As you can see in this example, entering the very low „cw 8“ actually returns what we wanted: a white tuxedo. However, the character's signature eyepatch has now been removed.
![](https://venturebeat.com/wp-content/uploads/2024/03/Screenshot-2024-03-11-at-9.32.34%E2%80%AFPM.png?resize=1470%2C950&strip=all)
![](https://venturebeat.com/wp-content/uploads/2024/03/Screenshot-2024-03-11-at-9.32.34%E2%80%AFPM.png?resize=1470%2C950&strip=all)
Well, there's nothing that a little „regional difference“ can't solve.
![](https://venturebeat.com/wp-content/uploads/2024/03/cfr0z3n_no_glasses_black_eyepatch_ae55f47b-44dd-40d4-ab40-24669cb821b6.png?resize=1456%2C816&strip=all)
![](https://venturebeat.com/wp-content/uploads/2024/03/cfr0z3n_no_glasses_black_eyepatch_ae55f47b-44dd-40d4-ab40-24669cb821b6.png?resize=1456%2C816&strip=all)
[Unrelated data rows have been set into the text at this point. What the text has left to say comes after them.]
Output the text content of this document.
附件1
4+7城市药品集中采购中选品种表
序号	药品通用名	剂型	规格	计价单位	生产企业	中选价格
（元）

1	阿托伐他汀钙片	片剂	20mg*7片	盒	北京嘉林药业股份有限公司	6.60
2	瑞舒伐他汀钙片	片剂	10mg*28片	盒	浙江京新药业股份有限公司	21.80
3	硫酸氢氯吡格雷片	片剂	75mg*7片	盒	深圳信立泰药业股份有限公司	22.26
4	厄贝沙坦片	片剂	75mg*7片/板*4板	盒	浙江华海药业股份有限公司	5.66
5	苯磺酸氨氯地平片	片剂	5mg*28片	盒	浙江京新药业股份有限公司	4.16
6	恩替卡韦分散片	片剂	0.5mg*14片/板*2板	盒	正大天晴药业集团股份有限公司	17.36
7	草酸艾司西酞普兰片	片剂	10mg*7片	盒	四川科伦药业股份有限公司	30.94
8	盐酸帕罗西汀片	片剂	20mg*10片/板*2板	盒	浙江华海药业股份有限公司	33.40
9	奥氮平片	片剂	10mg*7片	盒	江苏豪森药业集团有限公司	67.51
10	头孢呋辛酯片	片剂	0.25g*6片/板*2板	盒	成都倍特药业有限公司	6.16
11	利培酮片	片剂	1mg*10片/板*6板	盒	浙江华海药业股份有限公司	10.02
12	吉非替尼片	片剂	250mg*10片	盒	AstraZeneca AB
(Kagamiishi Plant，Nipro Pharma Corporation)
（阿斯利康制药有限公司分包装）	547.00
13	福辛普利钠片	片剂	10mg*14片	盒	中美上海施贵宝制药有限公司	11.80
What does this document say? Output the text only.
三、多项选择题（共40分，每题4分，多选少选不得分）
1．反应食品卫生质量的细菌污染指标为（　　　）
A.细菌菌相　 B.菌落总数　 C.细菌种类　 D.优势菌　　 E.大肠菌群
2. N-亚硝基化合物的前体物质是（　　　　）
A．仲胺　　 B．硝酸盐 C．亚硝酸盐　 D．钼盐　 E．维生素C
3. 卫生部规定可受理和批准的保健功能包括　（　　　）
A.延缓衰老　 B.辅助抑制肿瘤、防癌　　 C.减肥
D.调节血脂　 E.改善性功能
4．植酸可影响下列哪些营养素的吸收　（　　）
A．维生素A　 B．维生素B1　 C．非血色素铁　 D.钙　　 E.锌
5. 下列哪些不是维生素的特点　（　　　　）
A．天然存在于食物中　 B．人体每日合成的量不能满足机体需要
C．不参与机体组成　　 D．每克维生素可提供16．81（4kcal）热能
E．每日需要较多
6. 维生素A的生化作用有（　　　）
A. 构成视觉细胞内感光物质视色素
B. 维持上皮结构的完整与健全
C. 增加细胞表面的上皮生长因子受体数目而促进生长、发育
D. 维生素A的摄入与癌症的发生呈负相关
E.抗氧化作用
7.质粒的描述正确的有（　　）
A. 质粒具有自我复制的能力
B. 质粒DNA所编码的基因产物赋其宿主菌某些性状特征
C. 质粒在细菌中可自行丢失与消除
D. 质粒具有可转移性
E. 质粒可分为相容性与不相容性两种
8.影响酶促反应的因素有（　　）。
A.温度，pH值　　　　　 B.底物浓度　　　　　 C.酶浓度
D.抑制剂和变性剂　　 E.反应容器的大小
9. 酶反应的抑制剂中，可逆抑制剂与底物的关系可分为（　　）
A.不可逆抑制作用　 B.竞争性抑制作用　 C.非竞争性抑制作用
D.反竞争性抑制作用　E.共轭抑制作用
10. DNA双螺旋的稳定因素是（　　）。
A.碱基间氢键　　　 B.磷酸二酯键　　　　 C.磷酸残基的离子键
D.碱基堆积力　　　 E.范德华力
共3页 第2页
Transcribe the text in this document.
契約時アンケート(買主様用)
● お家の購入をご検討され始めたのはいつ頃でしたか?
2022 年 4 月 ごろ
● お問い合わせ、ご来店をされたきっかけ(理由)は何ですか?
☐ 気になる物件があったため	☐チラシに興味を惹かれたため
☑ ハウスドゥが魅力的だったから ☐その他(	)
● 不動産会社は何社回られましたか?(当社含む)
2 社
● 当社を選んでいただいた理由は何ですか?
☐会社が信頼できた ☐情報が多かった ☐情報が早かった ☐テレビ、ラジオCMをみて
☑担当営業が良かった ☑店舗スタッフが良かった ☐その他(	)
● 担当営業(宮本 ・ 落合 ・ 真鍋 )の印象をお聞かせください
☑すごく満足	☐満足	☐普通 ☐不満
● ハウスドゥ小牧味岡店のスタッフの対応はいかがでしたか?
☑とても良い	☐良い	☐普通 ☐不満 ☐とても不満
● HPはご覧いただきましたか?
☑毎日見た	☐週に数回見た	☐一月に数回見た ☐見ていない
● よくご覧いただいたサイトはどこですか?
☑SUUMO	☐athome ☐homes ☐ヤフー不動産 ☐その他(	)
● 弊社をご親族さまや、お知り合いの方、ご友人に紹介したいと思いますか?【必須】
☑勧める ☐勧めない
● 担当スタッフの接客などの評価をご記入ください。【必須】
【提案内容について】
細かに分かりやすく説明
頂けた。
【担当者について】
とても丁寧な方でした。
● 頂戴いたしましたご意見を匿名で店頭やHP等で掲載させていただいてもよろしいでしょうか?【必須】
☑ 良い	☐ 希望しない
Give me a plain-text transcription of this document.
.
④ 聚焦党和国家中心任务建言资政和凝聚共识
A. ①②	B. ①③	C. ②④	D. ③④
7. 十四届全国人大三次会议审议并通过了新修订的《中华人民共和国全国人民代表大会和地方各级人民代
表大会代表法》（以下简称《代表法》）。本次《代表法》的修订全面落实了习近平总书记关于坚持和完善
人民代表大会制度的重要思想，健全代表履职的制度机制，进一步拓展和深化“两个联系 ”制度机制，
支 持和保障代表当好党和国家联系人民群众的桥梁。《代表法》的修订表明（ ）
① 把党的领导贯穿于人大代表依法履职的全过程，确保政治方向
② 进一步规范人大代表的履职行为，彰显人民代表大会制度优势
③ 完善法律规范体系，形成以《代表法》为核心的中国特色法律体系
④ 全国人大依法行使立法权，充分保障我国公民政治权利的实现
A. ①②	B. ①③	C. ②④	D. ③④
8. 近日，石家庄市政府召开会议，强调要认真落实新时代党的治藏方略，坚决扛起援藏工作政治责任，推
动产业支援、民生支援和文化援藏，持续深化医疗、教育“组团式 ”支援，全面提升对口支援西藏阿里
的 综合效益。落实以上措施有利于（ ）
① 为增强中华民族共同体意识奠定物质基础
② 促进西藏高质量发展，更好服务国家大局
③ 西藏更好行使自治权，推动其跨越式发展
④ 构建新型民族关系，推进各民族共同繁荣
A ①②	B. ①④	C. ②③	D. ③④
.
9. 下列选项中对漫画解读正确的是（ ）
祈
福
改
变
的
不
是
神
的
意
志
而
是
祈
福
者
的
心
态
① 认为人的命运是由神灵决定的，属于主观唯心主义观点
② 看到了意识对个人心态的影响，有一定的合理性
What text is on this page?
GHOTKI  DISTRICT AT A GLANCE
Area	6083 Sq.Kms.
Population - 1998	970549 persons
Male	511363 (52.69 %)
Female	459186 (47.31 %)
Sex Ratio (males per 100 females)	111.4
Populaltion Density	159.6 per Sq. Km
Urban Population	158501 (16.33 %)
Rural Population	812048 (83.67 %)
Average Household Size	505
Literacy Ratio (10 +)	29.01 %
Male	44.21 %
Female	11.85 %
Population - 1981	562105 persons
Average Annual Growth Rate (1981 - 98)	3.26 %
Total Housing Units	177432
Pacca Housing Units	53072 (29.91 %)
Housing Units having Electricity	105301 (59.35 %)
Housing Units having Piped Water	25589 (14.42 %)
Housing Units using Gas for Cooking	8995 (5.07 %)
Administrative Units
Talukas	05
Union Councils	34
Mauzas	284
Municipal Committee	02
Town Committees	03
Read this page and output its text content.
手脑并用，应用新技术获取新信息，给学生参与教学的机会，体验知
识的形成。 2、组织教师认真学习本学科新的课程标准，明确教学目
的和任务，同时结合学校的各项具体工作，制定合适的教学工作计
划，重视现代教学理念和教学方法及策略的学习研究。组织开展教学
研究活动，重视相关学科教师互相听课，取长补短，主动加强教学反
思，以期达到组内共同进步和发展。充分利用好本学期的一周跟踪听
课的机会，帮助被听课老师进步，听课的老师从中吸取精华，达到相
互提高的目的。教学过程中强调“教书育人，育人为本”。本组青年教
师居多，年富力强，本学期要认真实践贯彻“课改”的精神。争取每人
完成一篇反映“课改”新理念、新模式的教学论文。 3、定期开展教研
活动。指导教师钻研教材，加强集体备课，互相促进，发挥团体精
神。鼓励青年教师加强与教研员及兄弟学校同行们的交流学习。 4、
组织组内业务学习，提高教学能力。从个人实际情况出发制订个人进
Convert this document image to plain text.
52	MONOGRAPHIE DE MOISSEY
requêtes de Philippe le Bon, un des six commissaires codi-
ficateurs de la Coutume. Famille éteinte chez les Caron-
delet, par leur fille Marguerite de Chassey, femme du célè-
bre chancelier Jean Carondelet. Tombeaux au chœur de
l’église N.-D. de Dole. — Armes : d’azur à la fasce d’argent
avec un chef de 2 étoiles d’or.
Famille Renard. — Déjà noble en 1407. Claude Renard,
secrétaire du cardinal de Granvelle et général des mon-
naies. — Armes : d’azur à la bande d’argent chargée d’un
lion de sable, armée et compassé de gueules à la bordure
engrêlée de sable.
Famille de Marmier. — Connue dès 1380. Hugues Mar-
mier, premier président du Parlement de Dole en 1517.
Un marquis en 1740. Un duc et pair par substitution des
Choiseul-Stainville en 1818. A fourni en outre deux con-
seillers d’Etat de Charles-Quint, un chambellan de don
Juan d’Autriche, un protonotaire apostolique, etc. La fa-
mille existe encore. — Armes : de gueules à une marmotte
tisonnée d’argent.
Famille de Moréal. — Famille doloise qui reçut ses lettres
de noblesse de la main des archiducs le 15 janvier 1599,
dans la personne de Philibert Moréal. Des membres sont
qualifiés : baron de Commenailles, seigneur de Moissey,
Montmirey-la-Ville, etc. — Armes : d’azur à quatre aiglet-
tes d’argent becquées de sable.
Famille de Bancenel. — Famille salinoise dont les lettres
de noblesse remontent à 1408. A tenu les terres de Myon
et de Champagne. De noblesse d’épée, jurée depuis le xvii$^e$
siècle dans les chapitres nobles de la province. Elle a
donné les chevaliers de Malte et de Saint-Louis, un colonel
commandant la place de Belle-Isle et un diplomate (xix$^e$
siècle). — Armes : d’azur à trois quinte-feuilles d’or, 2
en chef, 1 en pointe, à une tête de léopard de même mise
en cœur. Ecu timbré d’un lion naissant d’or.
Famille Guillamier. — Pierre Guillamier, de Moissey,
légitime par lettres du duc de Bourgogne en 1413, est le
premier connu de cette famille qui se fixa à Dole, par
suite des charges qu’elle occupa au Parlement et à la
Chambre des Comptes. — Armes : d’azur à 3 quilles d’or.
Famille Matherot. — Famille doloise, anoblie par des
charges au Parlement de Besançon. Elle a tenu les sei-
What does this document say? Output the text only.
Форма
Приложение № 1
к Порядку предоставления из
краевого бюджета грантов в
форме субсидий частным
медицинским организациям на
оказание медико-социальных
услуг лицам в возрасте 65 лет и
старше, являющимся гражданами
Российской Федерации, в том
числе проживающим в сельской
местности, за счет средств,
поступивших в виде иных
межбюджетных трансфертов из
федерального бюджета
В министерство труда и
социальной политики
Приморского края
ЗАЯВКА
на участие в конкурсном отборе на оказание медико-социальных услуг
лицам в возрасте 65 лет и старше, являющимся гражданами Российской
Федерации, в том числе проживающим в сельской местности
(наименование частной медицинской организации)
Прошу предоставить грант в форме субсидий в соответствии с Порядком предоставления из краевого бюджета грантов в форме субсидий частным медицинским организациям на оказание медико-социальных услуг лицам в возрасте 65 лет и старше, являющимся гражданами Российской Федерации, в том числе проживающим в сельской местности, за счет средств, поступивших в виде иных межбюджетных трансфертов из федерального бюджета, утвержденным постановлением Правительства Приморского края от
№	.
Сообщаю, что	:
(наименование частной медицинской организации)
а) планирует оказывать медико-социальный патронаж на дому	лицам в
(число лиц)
OK, the eyepatch is on the wrong eye…but we're getting there!
You can also combine multiple characters into one by using two „-cref“ tags side by side with each URL.
The feature just rolled out earlier this evening, but it's already being tested by artists and creators. If you have Midjourney, please give it a try. And read founder David Holz's full statement about it below.
@Everyone, today we're testing the new „Character Reference“ feature. This is similar to the „Style Reference“ feature, except instead of matching a reference style, it attempts to match the character to the „Character Reference“ image.
How to use
- type
--cref URL
After the prompt for the URL to the character's image. - can be used
--cw
To change the reference strength from 100 to 0 - Strength 100 (
--cw 100
) is the default and uses face, hair, and clothing - If the intensity is 0 (
--cw 0
) Focus only on the face (good for changing clothes, hair, etc.)
what it means
- This feature works best when using characters created from Midjourney images. Not designed for real people or photos (like regular image prompts, images may be distorted)
- Cref works like a regular image prompt, except it „focuses“ on a character trait.
- This technique has limited accuracy and cannot accurately copy dimples, freckles, T-shirt logos, etc.
- Cref works with both Niji models and regular MJ models,
--sref
advanced features
- You can use multiple URLs in this way to blend information and text from multiple images.
--cref URL1 URL2
(This is similar to a multiple image or style prompt)
How does it work in web alpha?
- When you drag or paste an image to the image bar, three icons will appear. Selecting these sets whether they are image prompts, style references, or text references.To use images for multiple categories, hold down the Shift key while selecting options
Please note that this and other features may change suddenly while MJ V6 is in alpha, but an official beta of V6 will be available soon. We welcome your feedback on ideas and features. We hope you enjoy this early release and find it useful in your story and world building.
VentureBeat's mission will be a digital town square for technical decision makers to gain knowledge about transformative enterprise technologies and transactions. Please see the briefing.